Each Unit consists of (i) one common share of the Company (each, a “Common Share“) and (ii) one common share purchase warrant (each, a “Warrant“). Each whole Warrant will be exercisable for a period of 60 months from the date of closing and will entitle the holder thereof to purchase one additional Common Share (each, a “Warrant Share“) at an exercise price of $0.70 per Warrant Share. 

The Company intends to use the net proceeds raised from the LIFE Offering for inventory production for its mustard-derived organic biofertility product TerraSanteTM and working capital and general corporate purposes.

The Units sold pursuant to the LIFE Offering were offered in Canada pursuant to the listed issuer financing exemption from the prospectus requirement available under Part 5A of National Instrument 45-106 – Prospectus Exemptions as modified by Coordinated Blanket Order 45-935 Exemptions from Certain Conditions of the Listed Issuer Financing Exemption, in the United States pursuant to available exemptions from the registration requirements of the United States Securities Act of 1933 (the “1933 Act“), as amended, and in certain other jurisdictions outside of Canada and the United States provided that no prospectus filing or comparable obligation arises in such other jurisdiction. Subject to the rules and policies of the TSX Venture Exchange (the “TSXV“), the securities issuable from the sale of Units to Canadian resident subscribers will not be subject to a hold period under applicable Canadian securities laws. Insiders and certain consultants that participated in the LIFE Offering are subject to a four-month hold period pursuant to applicable policies of the TSXV. The LIFE Offering remains subject to final approval of the TSXV.
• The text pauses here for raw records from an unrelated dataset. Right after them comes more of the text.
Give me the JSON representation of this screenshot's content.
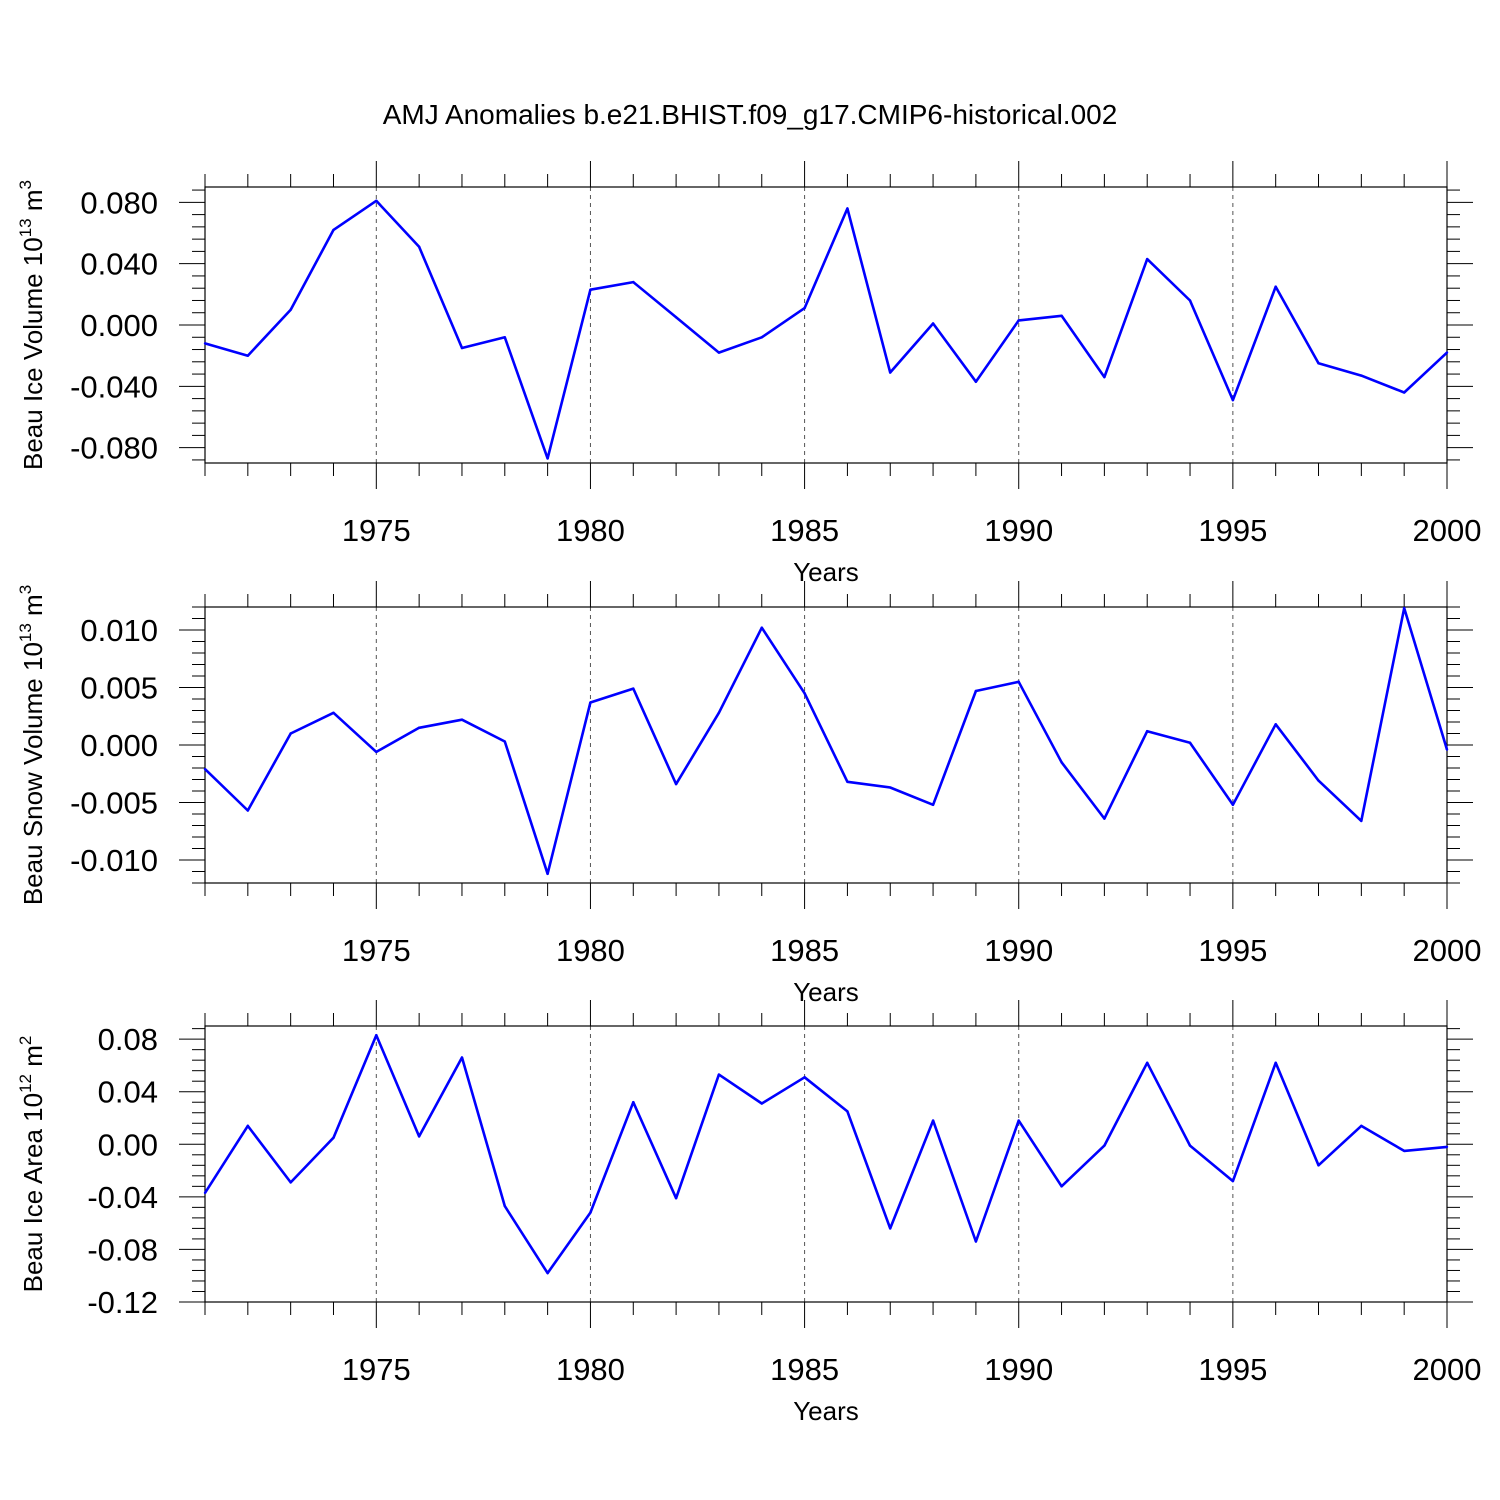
{
  "title": "AMJ Anomalies b.e21.BHIST.f09_g17.CMIP6-historical.002",
  "line_color": "#0000ff",
  "chart_data": [
    {
      "type": "line",
      "ylabel": {
        "text": "Beau Ice Volume 10",
        "exp": "13",
        "unit": " m",
        "unit_exp": "3"
      },
      "xlabel": "Years",
      "xlim": [
        1971,
        2000
      ],
      "ylim": [
        -0.09,
        0.09
      ],
      "xticks": [
        1975,
        1980,
        1985,
        1990,
        1995,
        2000
      ],
      "yticks": [
        0.08,
        0.04,
        0.0,
        -0.04,
        -0.08
      ],
      "ytick_labels": [
        "0.080",
        "0.040",
        "0.000",
        "-0.040",
        "-0.080"
      ],
      "x": [
        1971,
        1972,
        1973,
        1974,
        1975,
        1976,
        1977,
        1978,
        1979,
        1980,
        1981,
        1982,
        1983,
        1984,
        1985,
        1986,
        1987,
        1988,
        1989,
        1990,
        1991,
        1992,
        1993,
        1994,
        1995,
        1996,
        1997,
        1998,
        1999,
        2000
      ],
      "y": [
        -0.012,
        -0.02,
        0.01,
        0.062,
        0.081,
        0.051,
        -0.015,
        -0.008,
        -0.087,
        0.023,
        0.028,
        0.005,
        -0.018,
        -0.008,
        0.011,
        0.076,
        -0.031,
        0.001,
        -0.037,
        0.003,
        0.006,
        -0.034,
        0.043,
        0.016,
        -0.049,
        0.025,
        -0.025,
        -0.033,
        -0.044,
        -0.018
      ]
    },
    {
      "type": "line",
      "ylabel": {
        "text": "Beau Snow Volume 10",
        "exp": "13",
        "unit": " m",
        "unit_exp": "3"
      },
      "xlabel": "Years",
      "xlim": [
        1971,
        2000
      ],
      "ylim": [
        -0.012,
        0.012
      ],
      "xticks": [
        1975,
        1980,
        1985,
        1990,
        1995,
        2000
      ],
      "yticks": [
        0.01,
        0.005,
        0.0,
        -0.005,
        -0.01
      ],
      "ytick_labels": [
        "0.010",
        "0.005",
        "0.000",
        "-0.005",
        "-0.010"
      ],
      "x": [
        1971,
        1972,
        1973,
        1974,
        1975,
        1976,
        1977,
        1978,
        1979,
        1980,
        1981,
        1982,
        1983,
        1984,
        1985,
        1986,
        1987,
        1988,
        1989,
        1990,
        1991,
        1992,
        1993,
        1994,
        1995,
        1996,
        1997,
        1998,
        1999,
        2000
      ],
      "y": [
        -0.0021,
        -0.0057,
        0.001,
        0.0028,
        -0.0006,
        0.0015,
        0.0022,
        0.0003,
        -0.0112,
        0.0037,
        0.0049,
        -0.0034,
        0.0028,
        0.0102,
        0.0045,
        -0.0032,
        -0.0037,
        -0.0052,
        0.0047,
        0.0055,
        -0.0015,
        -0.0064,
        0.0012,
        0.0002,
        -0.0052,
        0.0018,
        -0.0031,
        -0.0066,
        0.0119,
        -0.0004
      ]
    },
    {
      "type": "line",
      "ylabel": {
        "text": "Beau Ice Area 10",
        "exp": "12",
        "unit": " m",
        "unit_exp": "2"
      },
      "xlabel": "Years",
      "xlim": [
        1971,
        2000
      ],
      "ylim": [
        -0.12,
        0.09
      ],
      "xticks": [
        1975,
        1980,
        1985,
        1990,
        1995,
        2000
      ],
      "yticks": [
        0.08,
        0.04,
        0.0,
        -0.04,
        -0.08,
        -0.12
      ],
      "ytick_labels": [
        "0.08",
        "0.04",
        "0.00",
        "-0.04",
        "-0.08",
        "-0.12"
      ],
      "x": [
        1971,
        1972,
        1973,
        1974,
        1975,
        1976,
        1977,
        1978,
        1979,
        1980,
        1981,
        1982,
        1983,
        1984,
        1985,
        1986,
        1987,
        1988,
        1989,
        1990,
        1991,
        1992,
        1993,
        1994,
        1995,
        1996,
        1997,
        1998,
        1999,
        2000
      ],
      "y": [
        -0.037,
        0.014,
        -0.029,
        0.005,
        0.083,
        0.006,
        0.066,
        -0.047,
        -0.098,
        -0.052,
        0.032,
        -0.041,
        0.053,
        0.031,
        0.051,
        0.025,
        -0.064,
        0.018,
        -0.074,
        0.018,
        -0.032,
        -0.001,
        0.062,
        -0.001,
        -0.028,
        0.062,
        -0.016,
        0.014,
        -0.005,
        -0.002
      ]
    }
  ]
}
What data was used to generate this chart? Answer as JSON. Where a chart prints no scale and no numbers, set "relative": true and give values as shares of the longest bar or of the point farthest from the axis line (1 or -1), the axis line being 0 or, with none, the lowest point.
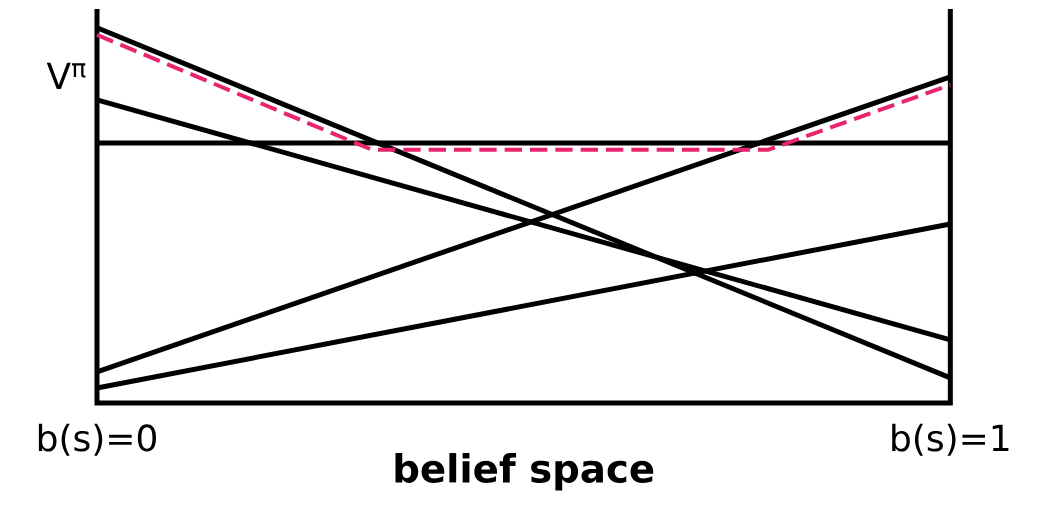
{
  "chart_data": {
    "type": "line",
    "relative": true,
    "xlabel": "belief space",
    "ylabel": "V$^{π}$",
    "xlim": [
      0,
      1
    ],
    "xticks": [
      {
        "value": 0,
        "label": "b(s)=0"
      },
      {
        "value": 1,
        "label": "b(s)=1"
      }
    ],
    "line_style": "solid",
    "marker": "none",
    "series": [
      {
        "color": "#000000",
        "x": [
          0,
          1
        ],
        "values": [
          1,
          0.067
        ]
      },
      {
        "color": "#000000",
        "x": [
          0,
          1
        ],
        "values": [
          0.808,
          0.168
        ]
      },
      {
        "color": "#000000",
        "x": [
          0,
          1
        ],
        "values": [
          0.693,
          0.693
        ]
      },
      {
        "color": "#000000",
        "x": [
          0,
          1
        ],
        "values": [
          0.083,
          0.869
        ]
      },
      {
        "color": "#000000",
        "x": [
          0,
          1
        ],
        "values": [
          0.04,
          0.477
        ]
      },
      {
        "color": "#e8246e",
        "line_style": "dashed",
        "x": [
          0,
          0.322,
          0.787,
          1
        ],
        "values": [
          0.981,
          0.675,
          0.675,
          0.848
        ]
      }
    ]
  }
}
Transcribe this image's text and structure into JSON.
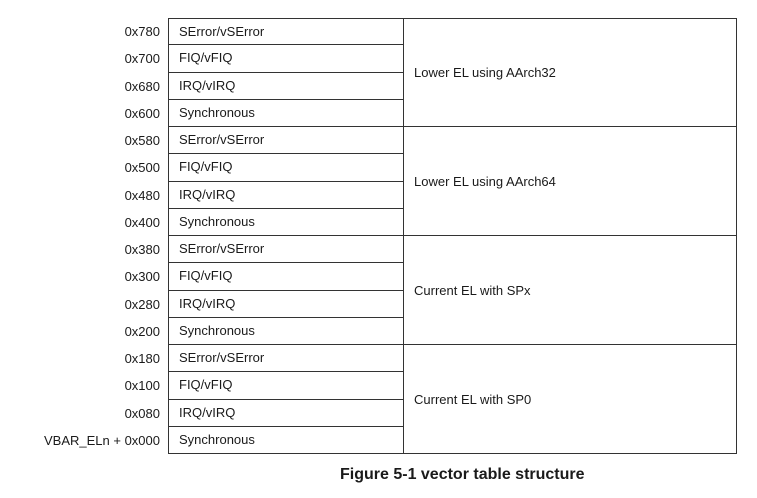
{
  "figure": {
    "caption": "Figure 5-1 vector table structure"
  },
  "groups": [
    {
      "name": "Lower EL using AArch32",
      "entries": [
        {
          "offset": "0x780",
          "vector": "SError/vSError"
        },
        {
          "offset": "0x700",
          "vector": "FIQ/vFIQ"
        },
        {
          "offset": "0x680",
          "vector": "IRQ/vIRQ"
        },
        {
          "offset": "0x600",
          "vector": "Synchronous"
        }
      ]
    },
    {
      "name": "Lower EL using AArch64",
      "entries": [
        {
          "offset": "0x580",
          "vector": "SError/vSError"
        },
        {
          "offset": "0x500",
          "vector": "FIQ/vFIQ"
        },
        {
          "offset": "0x480",
          "vector": "IRQ/vIRQ"
        },
        {
          "offset": "0x400",
          "vector": "Synchronous"
        }
      ]
    },
    {
      "name": "Current EL with SPx",
      "entries": [
        {
          "offset": "0x380",
          "vector": "SError/vSError"
        },
        {
          "offset": "0x300",
          "vector": "FIQ/vFIQ"
        },
        {
          "offset": "0x280",
          "vector": "IRQ/vIRQ"
        },
        {
          "offset": "0x200",
          "vector": "Synchronous"
        }
      ]
    },
    {
      "name": "Current EL with SP0",
      "entries": [
        {
          "offset": "0x180",
          "vector": "SError/vSError"
        },
        {
          "offset": "0x100",
          "vector": "FIQ/vFIQ"
        },
        {
          "offset": "0x080",
          "vector": "IRQ/vIRQ"
        },
        {
          "offset": "VBAR_ELn + 0x000",
          "vector": "Synchronous"
        }
      ]
    }
  ]
}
As consideration for services, certain eligible finders received: (i) an aggregate cash fee equal to $110,865, being 6.0% of the gross proceeds of the LIFE Offering from investors introduced to the Company by such finders; and (ii) 221,730 non-transferable Common Share purchase warrants (the “Finder’s Warrants“), being 6.0% of the aggregate number of Units sold to investors introduced to the Company by the finder. Each Finder’s Warrant entitles its holder to purchase one Common Share (a “Finder Warrant Share“) at a price of $0.70 per Finder Warrant Share for a 60-month period. The Finder Warrants and any Finder Warrant Shares issuable upon exercise thereof are subject to a statutory hold period expiring four months and one day following the date of issue in accordance with applicable Canada securities laws.

This news release does not constitute an offer to sell or a solicitation of an offer to buy nor shall there be any sale of any of the securities in the United States or in any jurisdiction in which such offer, solicitation or sale would be unlawful. The securities have not been and will not be registered under the 1933 Act, or any state securities laws and may not be offered or sold within the United States or to, or for account or benefit of, U.S. Persons (as defined in Regulation S under the 1933 Act) unless registered under the 1933 Act and applicable state securities laws, or an exemption from such registration requirements is available.